Himno a la Iglesia

Mi corazón y mi voz no pueden dejar de cantar la belleza de la Iglesia, a la que amo, a la que me entrego, a la que sirvo, que me sostiene.

Jesucristo, el Señor Resucitado,
sigue presente entre nosotros por medio de su Iglesia,
su Cuerpo, su Sacramento;
la Iglesia, icono de la Trinidad;
la Iglesia, Madre, Esposa, Virgen;
la Iglesia, “experta en humanidad”;
la Iglesia, Misterio y Don, vivificada por el Espíritu,
administradora y dispensadora de los misterios de Dios y de toda gracia;
Católica en su alma, sin exclusividades,
sin formas cerradas ni un único modo de santidad;
Católica, con la riqueza, siempre fiel y renovada de la Tradición,
que no divide ni separa, sino que une en Comunión, que integra;
rica en su liturgia, hermosa por la vida de sus hijos,
embellecida por el Espíritu con la santidad de sus miembros,
los santos, llamados, con razón, “los mejores hijos de la Iglesia” .

Es la Iglesia, Corazón de Cristo para el mundo,
la que muestra y señala el horizonte último y esperanzador al hombre,
le acompaña en todo momento,
sostiene, por su alma católica, a todo cristiano, 
por la Comunión de los Santos, lazos invisibles del Espíritu.
¡Cuántas vocaciones, mi propia vocación, han dependido y son sostenidas por la oblación silenciosa y la oración perseverante de una comunidad de monjas contemplativas!

¡Cuántas realidades en la Iglesia y en la evangelización dependen de la oración, y del ofrecer un enfermo en silencio su dolor, y de entregar al Padre el trabajo de cada día, en la casa, en el colegio, en la oficina, para la redención del mundo!

La Iglesia, Maestra del espíritu, Maestra y educadora, como lo es en su catequesis, en su enseñanza, en sus movimientos y grupos, en sus parroquias, en sus Institutos y Facultades; 
la Iglesia Madre como lo es en tantas personas que nos han acompañado, en tantos sacerdotes que nos han forjado y han sido transparencia del amor de Cristo.

La Iglesia, Misterio de Comunión, enriquecida por la gracia del Espíritu Santo 
en su jerarquía, en el ministerio sacerdotal y en los carismas, 
para la santidad y edificación de todos, para el bien común, 
con la gran bendición que es, para la Iglesia, el carisma principal y fundante del ministerio sacerdotal.
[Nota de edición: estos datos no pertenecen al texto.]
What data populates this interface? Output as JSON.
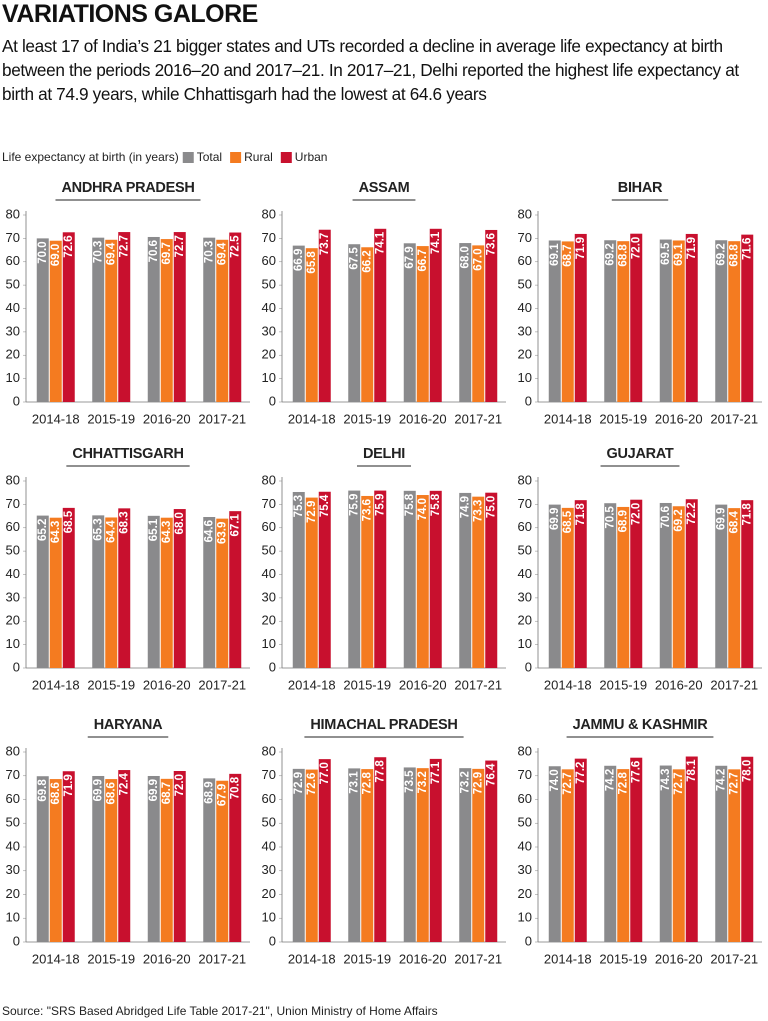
{
  "title": "VARIATIONS GALORE",
  "subtitle": "At least 17 of India’s 21 bigger states and UTs recorded a decline in average life expectancy at birth between the periods 2016–20 and 2017–21. In 2017–21, Delhi reported the highest life expectancy at birth at 74.9 years, while Chhattisgarh had the lowest at 64.6 years",
  "legend_title": "Life expectancy at birth (in years)",
  "source": "Source: \"SRS Based Abridged Life Table 2017-21\", Union Ministry of Home Affairs",
  "chart_data": [
    {
      "type": "bar",
      "title": "ANDHRA PRADESH",
      "categories": [
        "2014-18",
        "2015-19",
        "2016-20",
        "2017-21"
      ],
      "ylim": [
        0,
        80
      ],
      "yticks": [
        0,
        10,
        20,
        30,
        40,
        50,
        60,
        70,
        80
      ],
      "series": [
        {
          "name": "Total",
          "color": "#8a8a8c",
          "values": [
            70.0,
            70.3,
            70.6,
            70.3
          ],
          "value_labels": [
            "70.0",
            "70.3",
            "70.6",
            "70.3"
          ]
        },
        {
          "name": "Rural",
          "color": "#f47b20",
          "values": [
            69.0,
            69.4,
            69.7,
            69.4
          ],
          "value_labels": [
            "69.0",
            "69.4",
            "69.7",
            "69.4"
          ]
        },
        {
          "name": "Urban",
          "color": "#c8102e",
          "values": [
            72.6,
            72.7,
            72.7,
            72.5
          ],
          "value_labels": [
            "72.6",
            "72.7",
            "72.7",
            "72.5"
          ]
        }
      ]
    },
    {
      "type": "bar",
      "title": "ASSAM",
      "categories": [
        "2014-18",
        "2015-19",
        "2016-20",
        "2017-21"
      ],
      "ylim": [
        0,
        80
      ],
      "yticks": [
        0,
        10,
        20,
        30,
        40,
        50,
        60,
        70,
        80
      ],
      "series": [
        {
          "name": "Total",
          "color": "#8a8a8c",
          "values": [
            66.9,
            67.5,
            67.9,
            68.0
          ],
          "value_labels": [
            "66.9",
            "67.5",
            "67.9",
            "68.0"
          ]
        },
        {
          "name": "Rural",
          "color": "#f47b20",
          "values": [
            65.8,
            66.2,
            66.7,
            67.0
          ],
          "value_labels": [
            "65.8",
            "66.2",
            "66.7",
            "67.0"
          ]
        },
        {
          "name": "Urban",
          "color": "#c8102e",
          "values": [
            73.7,
            74.1,
            74.1,
            73.6
          ],
          "value_labels": [
            "73.7",
            "74.1",
            "74.1",
            "73.6"
          ]
        }
      ]
    },
    {
      "type": "bar",
      "title": "BIHAR",
      "categories": [
        "2014-18",
        "2015-19",
        "2016-20",
        "2017-21"
      ],
      "ylim": [
        0,
        80
      ],
      "yticks": [
        0,
        10,
        20,
        30,
        40,
        50,
        60,
        70,
        80
      ],
      "series": [
        {
          "name": "Total",
          "color": "#8a8a8c",
          "values": [
            69.1,
            69.2,
            69.5,
            69.2
          ],
          "value_labels": [
            "69.1",
            "69.2",
            "69.5",
            "69.2"
          ]
        },
        {
          "name": "Rural",
          "color": "#f47b20",
          "values": [
            68.7,
            68.8,
            69.1,
            68.8
          ],
          "value_labels": [
            "68.7",
            "68.8",
            "69.1",
            "68.8"
          ]
        },
        {
          "name": "Urban",
          "color": "#c8102e",
          "values": [
            71.9,
            72.0,
            71.9,
            71.6
          ],
          "value_labels": [
            "71.9",
            "72.0",
            "71.9",
            "71.6"
          ]
        }
      ]
    },
    {
      "type": "bar",
      "title": "CHHATTISGARH",
      "categories": [
        "2014-18",
        "2015-19",
        "2016-20",
        "2017-21"
      ],
      "ylim": [
        0,
        80
      ],
      "yticks": [
        0,
        10,
        20,
        30,
        40,
        50,
        60,
        70,
        80
      ],
      "series": [
        {
          "name": "Total",
          "color": "#8a8a8c",
          "values": [
            65.2,
            65.3,
            65.1,
            64.6
          ],
          "value_labels": [
            "65.2",
            "65.3",
            "65.1",
            "64.6"
          ]
        },
        {
          "name": "Rural",
          "color": "#f47b20",
          "values": [
            64.3,
            64.4,
            64.3,
            63.9
          ],
          "value_labels": [
            "64.3",
            "64.4",
            "64.3",
            "63.9"
          ]
        },
        {
          "name": "Urban",
          "color": "#c8102e",
          "values": [
            68.5,
            68.3,
            68.0,
            67.1
          ],
          "value_labels": [
            "68.5",
            "68.3",
            "68.0",
            "67.1"
          ]
        }
      ]
    },
    {
      "type": "bar",
      "title": "DELHI",
      "categories": [
        "2014-18",
        "2015-19",
        "2016-20",
        "2017-21"
      ],
      "ylim": [
        0,
        80
      ],
      "yticks": [
        0,
        10,
        20,
        30,
        40,
        50,
        60,
        70,
        80
      ],
      "series": [
        {
          "name": "Total",
          "color": "#8a8a8c",
          "values": [
            75.3,
            75.9,
            75.8,
            74.9
          ],
          "value_labels": [
            "75.3",
            "75.9",
            "75.8",
            "74.9"
          ]
        },
        {
          "name": "Rural",
          "color": "#f47b20",
          "values": [
            72.9,
            73.6,
            74.0,
            73.3
          ],
          "value_labels": [
            "72.9",
            "73.6",
            "74.0",
            "73.3"
          ]
        },
        {
          "name": "Urban",
          "color": "#c8102e",
          "values": [
            75.4,
            75.9,
            75.8,
            75.0
          ],
          "value_labels": [
            "75.4",
            "75.9",
            "75.8",
            "75.0"
          ]
        }
      ]
    },
    {
      "type": "bar",
      "title": "GUJARAT",
      "categories": [
        "2014-18",
        "2015-19",
        "2016-20",
        "2017-21"
      ],
      "ylim": [
        0,
        80
      ],
      "yticks": [
        0,
        10,
        20,
        30,
        40,
        50,
        60,
        70,
        80
      ],
      "series": [
        {
          "name": "Total",
          "color": "#8a8a8c",
          "values": [
            69.9,
            70.5,
            70.6,
            69.9
          ],
          "value_labels": [
            "69.9",
            "70.5",
            "70.6",
            "69.9"
          ]
        },
        {
          "name": "Rural",
          "color": "#f47b20",
          "values": [
            68.5,
            68.9,
            69.2,
            68.4
          ],
          "value_labels": [
            "68.5",
            "68.9",
            "69.2",
            "68.4"
          ]
        },
        {
          "name": "Urban",
          "color": "#c8102e",
          "values": [
            71.8,
            72.0,
            72.2,
            71.8
          ],
          "value_labels": [
            "71.8",
            "72.0",
            "72.2",
            "71.8"
          ]
        }
      ]
    },
    {
      "type": "bar",
      "title": "HARYANA",
      "categories": [
        "2014-18",
        "2015-19",
        "2016-20",
        "2017-21"
      ],
      "ylim": [
        0,
        80
      ],
      "yticks": [
        0,
        10,
        20,
        30,
        40,
        50,
        60,
        70,
        80
      ],
      "series": [
        {
          "name": "Total",
          "color": "#8a8a8c",
          "values": [
            69.8,
            69.9,
            69.9,
            68.9
          ],
          "value_labels": [
            "69.8",
            "69.9",
            "69.9",
            "68.9"
          ]
        },
        {
          "name": "Rural",
          "color": "#f47b20",
          "values": [
            68.6,
            68.6,
            68.7,
            67.9
          ],
          "value_labels": [
            "68.6",
            "68.6",
            "68.7",
            "67.9"
          ]
        },
        {
          "name": "Urban",
          "color": "#c8102e",
          "values": [
            71.9,
            72.4,
            72.0,
            70.8
          ],
          "value_labels": [
            "71.9",
            "72.4",
            "72.0",
            "70.8"
          ]
        }
      ]
    },
    {
      "type": "bar",
      "title": "HIMACHAL PRADESH",
      "categories": [
        "2014-18",
        "2015-19",
        "2016-20",
        "2017-21"
      ],
      "ylim": [
        0,
        80
      ],
      "yticks": [
        0,
        10,
        20,
        30,
        40,
        50,
        60,
        70,
        80
      ],
      "series": [
        {
          "name": "Total",
          "color": "#8a8a8c",
          "values": [
            72.9,
            73.1,
            73.5,
            73.2
          ],
          "value_labels": [
            "72.9",
            "73.1",
            "73.5",
            "73.2"
          ]
        },
        {
          "name": "Rural",
          "color": "#f47b20",
          "values": [
            72.6,
            72.8,
            73.2,
            72.9
          ],
          "value_labels": [
            "72.6",
            "72.8",
            "73.2",
            "72.9"
          ]
        },
        {
          "name": "Urban",
          "color": "#c8102e",
          "values": [
            77.0,
            77.8,
            77.1,
            76.4
          ],
          "value_labels": [
            "77.0",
            "77.8",
            "77.1",
            "76.4"
          ]
        }
      ]
    },
    {
      "type": "bar",
      "title": "JAMMU & KASHMIR",
      "categories": [
        "2014-18",
        "2015-19",
        "2016-20",
        "2017-21"
      ],
      "ylim": [
        0,
        80
      ],
      "yticks": [
        0,
        10,
        20,
        30,
        40,
        50,
        60,
        70,
        80
      ],
      "series": [
        {
          "name": "Total",
          "color": "#8a8a8c",
          "values": [
            74.0,
            74.2,
            74.3,
            74.2
          ],
          "value_labels": [
            "74.0",
            "74.2",
            "74.3",
            "74.2"
          ]
        },
        {
          "name": "Rural",
          "color": "#f47b20",
          "values": [
            72.7,
            72.8,
            72.7,
            72.7
          ],
          "value_labels": [
            "72.7",
            "72.8",
            "72.7",
            "72.7"
          ]
        },
        {
          "name": "Urban",
          "color": "#c8102e",
          "values": [
            77.2,
            77.6,
            78.1,
            78.0
          ],
          "value_labels": [
            "77.2",
            "77.6",
            "78.1",
            "78.0"
          ]
        }
      ]
    }
  ]
}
La Iglesia, Virgen y Esposa, mariana por excelencia, 
que encuentra en María, Madre de Dios, modelo de fe, su realización más plena y perfecta.
La Iglesia mira a la Virgen María, y reconoce en Ella la tierra virginal que “ha dado su fruto” (Sal 66), 
el fruto bendito de sus entrañas, nuestro Dios y Salvador.


Así, al celebrar el sacrificio eucarístico,
el Banquete pascual de Cristo Resucitado,
la entrega sacramental de su Cuerpo y Sangre,
le miramos únicamente a Él, nuestro Señor,
nuestro Salvador,
nuestro Sacerdote y Mediador en quien encontramos
“gracia que nos auxilie en tiempo oportuno”,
porque Él sigue presente en la historia de los hombres,
iluminando, sanando, plenificando, redimiendo,
por medio de la Iglesia,
por medio de los sacramentos de su Amor.